К скамье подошел степенный старик, одетый в опрятный желто-камчатный кафтан. Отвесив семипоклонный начал, он заговорил быстро, как по писанному.
— И все-то клеплют, как на мертвого, ровщики, отец. Покорыстоваться вокруг нас, гостей, они задумали! Плату дают им добрую. Ежели ровщикам ряженую плату накинуть, нам чистый разор будет. Тогда нам от торгу нашего, окромя проторей и убытков, проестей да волокиты, ничего не останется!
— Слышал? — обратился посадник к ровщику с подпаленной бородой. — Годите, я вас согну в дугу. Обленились, раденья к работе нет! Одно дело знаете — на жеребьевую выпивку гроши кусать! На соляные озера отправлю! Палы[7]) палить пошлю!
— От тоже дурные эти шахтеры! — пробормотал возмущенно Птуха. — Захотилы у такого бюрократа правду шукать!
— Куда хошь посылай! — ответил с вызовом молодой ровщик, — На палах да на солеварнях работа не тяжельше нашей.
— Ишь ты, спасена душа, какой смелой! — присмирел недобро посадник.
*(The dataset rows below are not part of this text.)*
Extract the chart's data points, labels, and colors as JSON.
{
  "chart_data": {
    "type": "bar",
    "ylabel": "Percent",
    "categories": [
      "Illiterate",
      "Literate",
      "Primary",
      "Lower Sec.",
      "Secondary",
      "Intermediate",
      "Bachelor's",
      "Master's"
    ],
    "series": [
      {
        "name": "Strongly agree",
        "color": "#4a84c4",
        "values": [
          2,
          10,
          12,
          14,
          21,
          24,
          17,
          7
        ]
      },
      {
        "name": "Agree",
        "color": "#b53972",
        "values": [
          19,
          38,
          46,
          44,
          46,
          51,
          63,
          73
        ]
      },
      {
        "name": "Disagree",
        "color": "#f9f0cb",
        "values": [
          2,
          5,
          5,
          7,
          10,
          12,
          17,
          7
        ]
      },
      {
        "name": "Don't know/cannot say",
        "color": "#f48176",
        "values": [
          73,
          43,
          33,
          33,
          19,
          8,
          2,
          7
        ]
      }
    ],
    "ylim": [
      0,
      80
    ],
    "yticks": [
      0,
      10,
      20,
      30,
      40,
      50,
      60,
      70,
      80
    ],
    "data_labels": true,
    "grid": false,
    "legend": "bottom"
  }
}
Как имечко-то твое, крещеное?
— Микифор, а по прозвищу Клевашный, — ответил ровщик.
— Истинно, что клевашный[8]) ты, — заулыбался посадник. — В том лишь грех, что провора-то твоя на недобрые дела идет. А я вот тебя, Микешка, и пошлю палы палить! Авось, присмиреешь. Ась?
— Посылай! — тряхнул головой ровщик. — Што палы, што рудные ямы, одинаково втугачку приходится. Все едино, где хребтину гнуть! А только ведай, посадник, что ровщики по прежней ряде работать не станут!
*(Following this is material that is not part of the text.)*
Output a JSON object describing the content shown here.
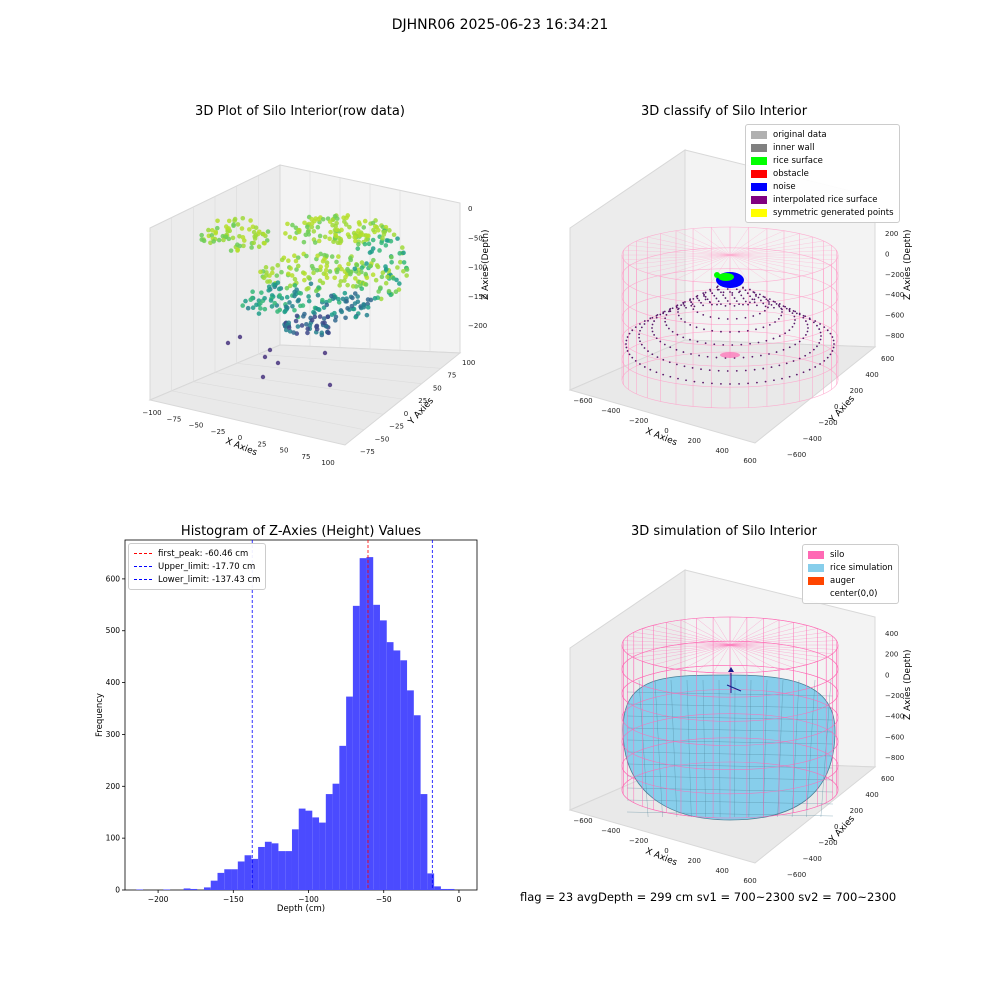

— Ой, смелой ты, Микешко! Ой, смелой! — качал сокрушенно головой посадник — Молодой квас, и тот играет! А напрасно ты, Клевашный, перед нами борзость свою показываешь! Я ведь не высоко руку подымаю, да больно бью! Дьяк, — обернулся он к Кологривову, — запиши: Микифора Клевашного отправить на Игумнову падь, «белое железо» рыть!
Толпа шарахнулась назад, зашелестела испуганным шопотом, закрестилась. Ровщик остался один перед посадником. Даже под слоем желтой глины заметно было, как побледнел он и изменился в лице.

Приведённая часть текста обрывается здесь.